Расколотая Скала пошел пятнами — еще бы, Кром прилюдно выставил его на посмешище. Причем дважды: сначала усомнился в его способности воздавать по справедливости, а потом недвусмысленно дал понять, что Диртас уже не ори'шер, а н'нар!
Окажись я на месте Максуда — умерла бы от стыда. Или вызвала бы Крома на поединок. Этот — утерся. Вернее, попытался удержать лицо:
— Я не удивляюсь, а хочу убедиться, что ты понимаешь, куда именно пришел!
На лицах собравшихся в пещере хейсаров замелькали улыбки. В основной массе — насмешливые. Кром смеяться не стал — ляпнул такое, что у меня затряслись поджилки:
— Есть я, есть мое Слово и есть Барс... Ну, и где тут ты?
Аннар рода Максудов схватился за наш'ги, но ответить на оскорбление не успел — рядом со статуей Бастарза возникла высоченная — ничуть не ниже Крома — фигура, и рявкнула на всю пещеру:
— Достаточно!!! Кром по прозвищу Меченый — ВОИН! А тот, кто в этом сомневается, может посмотреть на его посох!!!

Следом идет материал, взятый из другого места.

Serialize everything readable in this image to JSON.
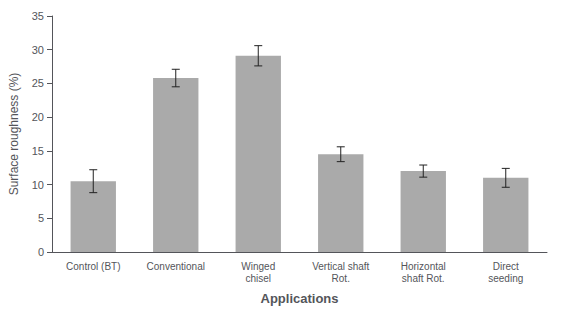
{
  "chart_data": {
    "type": "bar",
    "categories": [
      "Control (BT)",
      "Conventional",
      "Winged\nchisel",
      "Vertical shaft\nRot.",
      "Horizontal\nshaft Rot.",
      "Direct\nseeding"
    ],
    "values": [
      10.5,
      25.8,
      29.1,
      14.5,
      12.0,
      11.0
    ],
    "errors": [
      1.7,
      1.3,
      1.5,
      1.1,
      0.9,
      1.4
    ],
    "color": "#aaaaaa",
    "xlabel": "Applications",
    "ylabel": "Surface roughness (%)",
    "ylim": [
      0,
      35
    ],
    "yticks": [
      0,
      5,
      10,
      15,
      20,
      25,
      30,
      35
    ],
    "grid": false
  }
}
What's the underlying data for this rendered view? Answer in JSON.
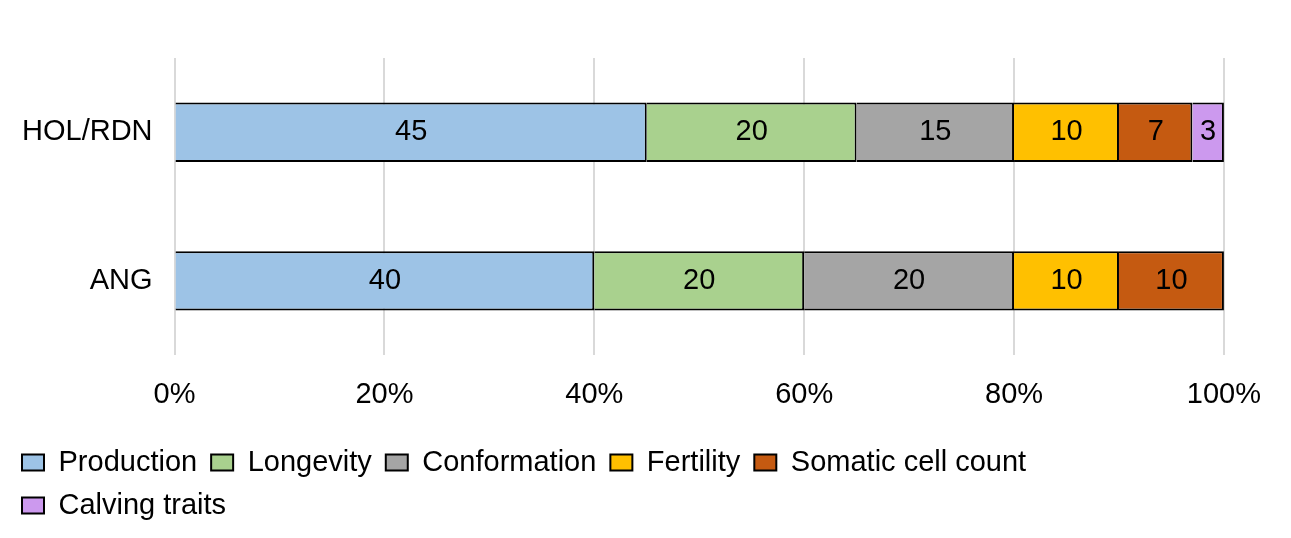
{
  "chart_data": {
    "type": "bar",
    "orientation": "horizontal",
    "stacked": true,
    "categories": [
      "HOL/RDN",
      "ANG"
    ],
    "series": [
      {
        "name": "Production",
        "color": "#9dc3e6",
        "values": [
          45,
          40
        ]
      },
      {
        "name": "Longevity",
        "color": "#a9d18e",
        "values": [
          20,
          20
        ]
      },
      {
        "name": "Conformation",
        "color": "#a5a5a5",
        "values": [
          15,
          20
        ]
      },
      {
        "name": "Fertility",
        "color": "#ffc000",
        "values": [
          10,
          10
        ]
      },
      {
        "name": "Somatic cell count",
        "color": "#c55a11",
        "values": [
          7,
          10
        ]
      },
      {
        "name": "Calving traits",
        "color": "#cc99ee",
        "values": [
          3,
          null
        ]
      }
    ],
    "xlim": [
      0,
      100
    ],
    "xticks": [
      {
        "value": 0,
        "label": "0%"
      },
      {
        "value": 20,
        "label": "20%"
      },
      {
        "value": 40,
        "label": "40%"
      },
      {
        "value": 60,
        "label": "60%"
      },
      {
        "value": 80,
        "label": "80%"
      },
      {
        "value": 100,
        "label": "100%"
      }
    ],
    "grid": "x",
    "legend": "bottom",
    "data_labels": true
  }
}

Я чуть не лопнула от гордости — на посох моего мужа стоило посмотреть и просто так! Чтобы ужаснуться тому количеству жизней, которые он забрал. А потом вдруг поняла, почему святилище называют местом 'где тебя услышат' — голос увея , отразившись от невидимых стен, ударил по ушам сильнее, чем рев тревожного рога!
Несколько мгновений в пещере было тихо — те, кто еще не видел Посох Тьмы, пытались разглядеть Путь, а те, кто имел такую возможность, молча ждали начала речи. И дождались — подойдя к нам, верховный жрец Бастарза по очереди заглянул нам в глаза, потом вырвал из ножен кривой клинок и вскинул его над головой:
— У-уэй! У-уэй!! У-уэй!!!
...К моему искреннему удивлению, в отличие от братьев во Свете, говорил он недолго и по делу. Не пытаясь поразить нас ни красотой, ни глубокомысленностью речи:
— Воин — это человек долга. Долга перед Богами, своим народом, сородичами и самим собой. Каждый его поступок — служение. И не только Барсу — воин, защитивший женщину, возносит Дар Эйдилии, вступившийся за несправедливо обиженного становится рукой Найтэ , а предотвративший набег или войну, на какое-то время возвращает на Горгот дух Даттара . Тот, кто этого не видит — слеп. Даже если его глаза способны узреть парящего в небе орла или ползущего по травинке муравья. Поэтому я, увей, говорящий голосом Барса, протягиваю этот вар'дан тому, кто понимает ценность Первой Крови! Тарваз Каменная Длань?
— Да, увей?
— Бастарз смотрит на тебя!
...Не успело отзвучать эхо последней фразы, как в пещере вспыхнуло еще десятка два факелов, и их свет, разорвав почти кромешный мрак, осветил и высоченный потолок, покрытый устрашающими кроваво-красными иглами , и жуткие алые колья , торчащие из 'пола' за спиной статуи, и бурые каменные потеки, напоминающие следы крови, оставшиеся после Битвы Богов. Еще через десяток ударов сердца справа и слева от нас раздался слитный скрип, и я, скосив глаза, увидела, как дюжий помощник увея поворачивает висящий на цепях массивный металлический лист, отполированный до зеркального блеска.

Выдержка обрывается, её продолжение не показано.